Exoskeleton use protocol
The EKSO GT® was operated by a Licensed Physical Therapist who was certified to control the
device. The device is only approved to be used in a clinical setting. For the purposes of
this study, four different modes were utilized to engage and challenge the patients:
Pre-Gait, First Step, Pro Step Plus, and 2 Free. Pre-Gait Mode focused on the following
metrics to facilitate movement and active participation: bilateral weight shifting in
standing with biofeedback, mini squats, and stationary unilateral lower extremity
advancement. The First Step mode allowed the therapist to be in full control of all movement.
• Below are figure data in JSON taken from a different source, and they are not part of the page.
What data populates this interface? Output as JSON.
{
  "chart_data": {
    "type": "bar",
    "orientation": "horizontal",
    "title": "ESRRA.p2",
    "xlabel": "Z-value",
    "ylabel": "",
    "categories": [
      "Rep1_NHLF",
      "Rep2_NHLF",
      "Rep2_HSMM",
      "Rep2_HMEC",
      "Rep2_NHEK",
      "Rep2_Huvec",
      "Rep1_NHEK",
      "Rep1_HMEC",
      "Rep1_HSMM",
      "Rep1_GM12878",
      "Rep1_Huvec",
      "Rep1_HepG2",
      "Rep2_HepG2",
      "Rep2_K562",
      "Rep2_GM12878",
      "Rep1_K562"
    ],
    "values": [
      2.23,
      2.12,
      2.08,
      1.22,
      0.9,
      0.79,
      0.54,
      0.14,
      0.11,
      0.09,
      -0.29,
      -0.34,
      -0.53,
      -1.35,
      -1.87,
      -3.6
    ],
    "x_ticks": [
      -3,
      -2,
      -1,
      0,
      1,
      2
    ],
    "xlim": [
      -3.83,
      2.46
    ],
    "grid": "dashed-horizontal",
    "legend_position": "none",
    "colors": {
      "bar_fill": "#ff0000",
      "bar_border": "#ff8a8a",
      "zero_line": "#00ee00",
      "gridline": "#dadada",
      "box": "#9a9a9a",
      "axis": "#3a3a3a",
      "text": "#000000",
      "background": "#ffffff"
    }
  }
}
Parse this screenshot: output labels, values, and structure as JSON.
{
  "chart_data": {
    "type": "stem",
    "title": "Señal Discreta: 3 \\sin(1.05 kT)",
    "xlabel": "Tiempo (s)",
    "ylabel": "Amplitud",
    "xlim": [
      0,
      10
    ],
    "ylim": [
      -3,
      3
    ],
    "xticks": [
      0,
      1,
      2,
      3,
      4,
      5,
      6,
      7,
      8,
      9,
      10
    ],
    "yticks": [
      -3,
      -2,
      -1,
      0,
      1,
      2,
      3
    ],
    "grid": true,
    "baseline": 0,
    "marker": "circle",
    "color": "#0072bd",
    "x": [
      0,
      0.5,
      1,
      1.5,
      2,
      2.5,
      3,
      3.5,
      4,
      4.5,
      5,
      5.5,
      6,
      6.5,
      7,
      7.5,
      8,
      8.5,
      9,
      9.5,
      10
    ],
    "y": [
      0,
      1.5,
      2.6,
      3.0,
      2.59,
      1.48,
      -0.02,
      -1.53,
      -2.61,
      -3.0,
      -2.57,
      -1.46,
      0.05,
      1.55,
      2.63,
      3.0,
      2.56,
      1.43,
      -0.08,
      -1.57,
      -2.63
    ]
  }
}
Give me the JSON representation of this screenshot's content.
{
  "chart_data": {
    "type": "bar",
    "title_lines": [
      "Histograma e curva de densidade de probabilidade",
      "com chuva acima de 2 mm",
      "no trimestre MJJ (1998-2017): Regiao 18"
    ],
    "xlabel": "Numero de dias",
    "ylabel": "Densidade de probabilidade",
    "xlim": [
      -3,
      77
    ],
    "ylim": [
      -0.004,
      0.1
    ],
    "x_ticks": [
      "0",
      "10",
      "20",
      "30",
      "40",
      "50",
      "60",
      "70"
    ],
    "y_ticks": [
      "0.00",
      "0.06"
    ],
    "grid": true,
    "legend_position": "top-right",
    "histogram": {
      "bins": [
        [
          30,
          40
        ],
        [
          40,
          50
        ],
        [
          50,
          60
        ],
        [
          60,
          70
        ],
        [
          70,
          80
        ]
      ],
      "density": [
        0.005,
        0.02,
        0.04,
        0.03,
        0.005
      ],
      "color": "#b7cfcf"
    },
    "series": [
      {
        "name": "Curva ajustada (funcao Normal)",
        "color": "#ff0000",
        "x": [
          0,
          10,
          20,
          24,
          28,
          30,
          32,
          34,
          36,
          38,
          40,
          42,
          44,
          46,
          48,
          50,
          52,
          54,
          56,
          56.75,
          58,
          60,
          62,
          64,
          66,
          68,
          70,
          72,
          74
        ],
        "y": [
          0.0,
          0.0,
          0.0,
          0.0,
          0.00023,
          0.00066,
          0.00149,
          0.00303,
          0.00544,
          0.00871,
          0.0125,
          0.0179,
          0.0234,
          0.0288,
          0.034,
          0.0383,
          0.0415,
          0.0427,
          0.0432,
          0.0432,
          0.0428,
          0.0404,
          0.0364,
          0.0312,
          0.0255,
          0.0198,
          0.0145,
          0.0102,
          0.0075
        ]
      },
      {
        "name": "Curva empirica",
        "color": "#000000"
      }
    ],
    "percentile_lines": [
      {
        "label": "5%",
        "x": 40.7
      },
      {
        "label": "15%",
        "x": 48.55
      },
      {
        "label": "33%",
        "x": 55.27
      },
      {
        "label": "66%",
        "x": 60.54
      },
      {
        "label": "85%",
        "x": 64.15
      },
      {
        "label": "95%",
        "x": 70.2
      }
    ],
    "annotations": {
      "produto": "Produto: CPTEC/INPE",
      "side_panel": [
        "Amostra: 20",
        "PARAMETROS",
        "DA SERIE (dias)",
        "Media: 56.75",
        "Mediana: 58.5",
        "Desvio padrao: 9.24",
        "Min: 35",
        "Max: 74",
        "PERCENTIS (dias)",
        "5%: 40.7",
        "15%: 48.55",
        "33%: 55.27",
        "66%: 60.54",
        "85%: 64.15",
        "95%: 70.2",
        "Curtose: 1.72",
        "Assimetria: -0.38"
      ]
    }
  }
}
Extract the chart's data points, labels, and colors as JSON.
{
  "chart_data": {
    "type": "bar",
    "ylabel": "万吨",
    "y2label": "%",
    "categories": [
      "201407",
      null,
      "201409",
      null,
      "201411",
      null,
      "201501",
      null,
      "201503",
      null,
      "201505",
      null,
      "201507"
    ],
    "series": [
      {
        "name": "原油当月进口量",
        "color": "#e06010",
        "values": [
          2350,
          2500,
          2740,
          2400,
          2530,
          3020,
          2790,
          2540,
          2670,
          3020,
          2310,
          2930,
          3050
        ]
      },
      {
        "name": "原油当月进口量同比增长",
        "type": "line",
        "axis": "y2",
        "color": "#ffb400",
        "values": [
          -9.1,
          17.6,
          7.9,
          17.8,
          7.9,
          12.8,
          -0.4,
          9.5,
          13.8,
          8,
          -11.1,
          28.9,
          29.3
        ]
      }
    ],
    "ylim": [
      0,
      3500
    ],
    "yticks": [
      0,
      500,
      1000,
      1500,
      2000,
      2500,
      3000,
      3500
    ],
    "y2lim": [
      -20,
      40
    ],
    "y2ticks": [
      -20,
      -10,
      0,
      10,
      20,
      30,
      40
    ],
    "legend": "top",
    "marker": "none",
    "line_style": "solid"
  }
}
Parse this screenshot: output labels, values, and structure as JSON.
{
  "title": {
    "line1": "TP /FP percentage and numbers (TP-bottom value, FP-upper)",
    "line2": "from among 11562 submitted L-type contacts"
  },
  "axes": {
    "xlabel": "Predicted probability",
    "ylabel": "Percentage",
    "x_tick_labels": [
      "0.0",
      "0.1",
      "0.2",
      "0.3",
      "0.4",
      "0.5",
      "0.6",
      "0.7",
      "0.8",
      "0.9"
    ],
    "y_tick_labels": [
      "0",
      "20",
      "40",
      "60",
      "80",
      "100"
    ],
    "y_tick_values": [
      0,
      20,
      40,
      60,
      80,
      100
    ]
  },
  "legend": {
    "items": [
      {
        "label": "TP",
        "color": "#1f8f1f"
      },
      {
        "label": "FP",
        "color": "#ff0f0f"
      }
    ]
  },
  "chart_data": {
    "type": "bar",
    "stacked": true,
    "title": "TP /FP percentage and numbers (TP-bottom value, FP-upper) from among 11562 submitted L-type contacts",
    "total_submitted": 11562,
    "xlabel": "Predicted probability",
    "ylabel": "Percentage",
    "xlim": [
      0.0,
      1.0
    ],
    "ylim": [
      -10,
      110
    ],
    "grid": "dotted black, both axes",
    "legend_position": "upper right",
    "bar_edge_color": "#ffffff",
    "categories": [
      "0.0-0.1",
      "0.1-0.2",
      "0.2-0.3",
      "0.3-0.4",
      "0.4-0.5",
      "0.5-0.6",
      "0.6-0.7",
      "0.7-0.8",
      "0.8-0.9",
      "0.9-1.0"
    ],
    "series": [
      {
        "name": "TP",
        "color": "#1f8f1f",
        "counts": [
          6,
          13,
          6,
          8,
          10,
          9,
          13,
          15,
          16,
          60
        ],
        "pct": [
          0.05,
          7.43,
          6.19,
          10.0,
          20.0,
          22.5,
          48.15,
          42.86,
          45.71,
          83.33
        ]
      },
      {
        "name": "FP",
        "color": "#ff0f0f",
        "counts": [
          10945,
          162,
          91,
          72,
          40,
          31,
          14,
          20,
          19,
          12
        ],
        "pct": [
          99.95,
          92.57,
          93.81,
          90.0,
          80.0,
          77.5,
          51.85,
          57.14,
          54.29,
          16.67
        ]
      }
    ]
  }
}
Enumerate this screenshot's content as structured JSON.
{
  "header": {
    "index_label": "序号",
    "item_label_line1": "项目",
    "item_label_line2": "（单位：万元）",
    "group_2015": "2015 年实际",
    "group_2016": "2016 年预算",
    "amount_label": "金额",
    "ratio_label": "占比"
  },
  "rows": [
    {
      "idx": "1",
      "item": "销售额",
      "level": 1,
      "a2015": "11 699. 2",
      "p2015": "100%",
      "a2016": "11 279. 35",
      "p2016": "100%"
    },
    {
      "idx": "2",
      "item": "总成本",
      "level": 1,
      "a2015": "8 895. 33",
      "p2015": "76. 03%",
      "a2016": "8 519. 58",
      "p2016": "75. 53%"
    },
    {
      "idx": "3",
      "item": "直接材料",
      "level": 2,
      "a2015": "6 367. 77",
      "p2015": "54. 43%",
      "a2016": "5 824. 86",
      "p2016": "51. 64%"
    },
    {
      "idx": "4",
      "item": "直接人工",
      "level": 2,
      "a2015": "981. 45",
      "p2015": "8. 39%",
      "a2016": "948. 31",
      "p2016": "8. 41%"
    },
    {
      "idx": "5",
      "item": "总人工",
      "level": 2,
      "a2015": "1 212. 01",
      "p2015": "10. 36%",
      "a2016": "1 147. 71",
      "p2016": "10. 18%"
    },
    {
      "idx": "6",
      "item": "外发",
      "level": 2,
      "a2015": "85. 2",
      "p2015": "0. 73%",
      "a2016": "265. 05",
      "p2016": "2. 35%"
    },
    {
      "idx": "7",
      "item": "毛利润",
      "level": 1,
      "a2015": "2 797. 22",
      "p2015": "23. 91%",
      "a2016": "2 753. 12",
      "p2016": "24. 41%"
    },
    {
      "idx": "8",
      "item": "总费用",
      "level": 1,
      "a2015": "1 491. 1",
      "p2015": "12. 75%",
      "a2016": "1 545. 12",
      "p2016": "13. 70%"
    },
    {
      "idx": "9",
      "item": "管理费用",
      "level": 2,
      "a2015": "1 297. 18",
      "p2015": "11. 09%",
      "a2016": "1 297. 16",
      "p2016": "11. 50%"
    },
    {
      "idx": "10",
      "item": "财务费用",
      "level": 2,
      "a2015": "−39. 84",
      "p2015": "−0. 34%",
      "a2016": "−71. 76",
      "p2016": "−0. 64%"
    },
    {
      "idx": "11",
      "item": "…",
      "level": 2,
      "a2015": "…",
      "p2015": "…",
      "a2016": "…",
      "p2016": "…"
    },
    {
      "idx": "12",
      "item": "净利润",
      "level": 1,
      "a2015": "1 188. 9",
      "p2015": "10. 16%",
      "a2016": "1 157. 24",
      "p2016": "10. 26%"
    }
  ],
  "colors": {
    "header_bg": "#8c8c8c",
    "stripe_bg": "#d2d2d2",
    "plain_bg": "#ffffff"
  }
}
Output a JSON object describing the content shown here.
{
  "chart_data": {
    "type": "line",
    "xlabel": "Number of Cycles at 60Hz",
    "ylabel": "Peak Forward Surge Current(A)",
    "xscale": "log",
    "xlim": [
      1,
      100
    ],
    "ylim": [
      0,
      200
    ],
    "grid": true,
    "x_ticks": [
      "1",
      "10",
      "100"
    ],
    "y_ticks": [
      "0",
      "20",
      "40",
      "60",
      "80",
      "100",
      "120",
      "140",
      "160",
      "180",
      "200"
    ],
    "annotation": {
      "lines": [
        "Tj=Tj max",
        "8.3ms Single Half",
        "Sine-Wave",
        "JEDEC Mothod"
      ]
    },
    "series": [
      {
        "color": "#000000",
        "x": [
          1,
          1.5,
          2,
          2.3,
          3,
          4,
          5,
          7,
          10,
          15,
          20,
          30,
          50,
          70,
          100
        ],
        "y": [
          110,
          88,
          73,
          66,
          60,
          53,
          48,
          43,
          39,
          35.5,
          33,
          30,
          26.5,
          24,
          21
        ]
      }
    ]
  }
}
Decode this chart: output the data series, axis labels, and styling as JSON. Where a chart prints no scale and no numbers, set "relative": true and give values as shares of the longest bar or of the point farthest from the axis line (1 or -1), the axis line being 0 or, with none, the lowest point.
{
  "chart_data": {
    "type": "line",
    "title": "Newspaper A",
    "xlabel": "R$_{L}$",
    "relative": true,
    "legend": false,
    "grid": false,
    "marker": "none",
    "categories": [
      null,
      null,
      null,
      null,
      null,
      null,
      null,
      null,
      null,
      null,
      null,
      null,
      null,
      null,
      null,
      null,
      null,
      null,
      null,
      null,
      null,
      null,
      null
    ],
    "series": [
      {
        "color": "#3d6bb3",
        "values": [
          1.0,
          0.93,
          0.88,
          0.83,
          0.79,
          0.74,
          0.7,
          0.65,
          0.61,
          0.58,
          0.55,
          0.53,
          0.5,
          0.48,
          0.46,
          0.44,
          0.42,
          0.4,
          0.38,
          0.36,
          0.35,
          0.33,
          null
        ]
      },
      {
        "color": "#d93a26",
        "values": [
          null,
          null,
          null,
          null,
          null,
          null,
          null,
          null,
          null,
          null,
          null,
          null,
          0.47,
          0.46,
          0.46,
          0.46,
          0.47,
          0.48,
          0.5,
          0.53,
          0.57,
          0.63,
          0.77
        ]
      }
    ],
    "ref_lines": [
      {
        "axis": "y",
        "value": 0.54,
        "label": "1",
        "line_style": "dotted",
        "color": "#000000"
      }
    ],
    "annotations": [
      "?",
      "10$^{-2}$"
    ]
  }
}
The therapist triggered the initiation and execution of each step reciprocally with the push
of a button. In the Pro Step Plus mode, there was an appropriate weight shift either done
independently by the patient or facilitated by the therapeutic handling of the physical
therapist. The patient was given the opportunity to initiate each step; the EKSO® device
completed any incomplete steps. The most advanced mode is called 2 Free. This mode was used
to challenge the patient across the continuum as they progress. The patient was responsible
for initiating and executing each step. The therapist programmed resistance unilaterally or
bilaterally to the lower extremities to increase the demand for the activity.
Statistical methods
Descriptive statistics for the entire study population were generated. Normally distributed
continuous variables were described with means and standard deviations, medians and ranges
were used for non-normally distributed variables, and frequencies and column percentages
summarized categorical variables. Differences in demographic and clinical characteristics
between the two treatment groups were evaluated using Student t-test for independent samples
for normally distributed continuous variables, Mann-Whitney U test for non-normally
distributed continuous variables, and Fisher exact test for categorical variables. To test
for the difference between the CVA and TBI groups in respect to socio-demographic and
treatment measurements, paired t-test or Wilcoxon signed-rank test for continuous variables
and Chi-square test/Fisher exact test for categorical variables were used. Shapiro-Wilk test
for normality was conducted to determine the normality of the continuous variables'
distributions. Linear regression analyses were carried out to evaluate the associations of
each of the outcome variables with age, sex, and length of hospital stay, and with the injury
groups (CVA and TBI) variable. All statistical tests were two-sided and were performed at a
significance level of 0.05. All statistical analyses were conducted using SAS 9.4 (SAS
Institute, Inc, Cary, North Carolina, USA.).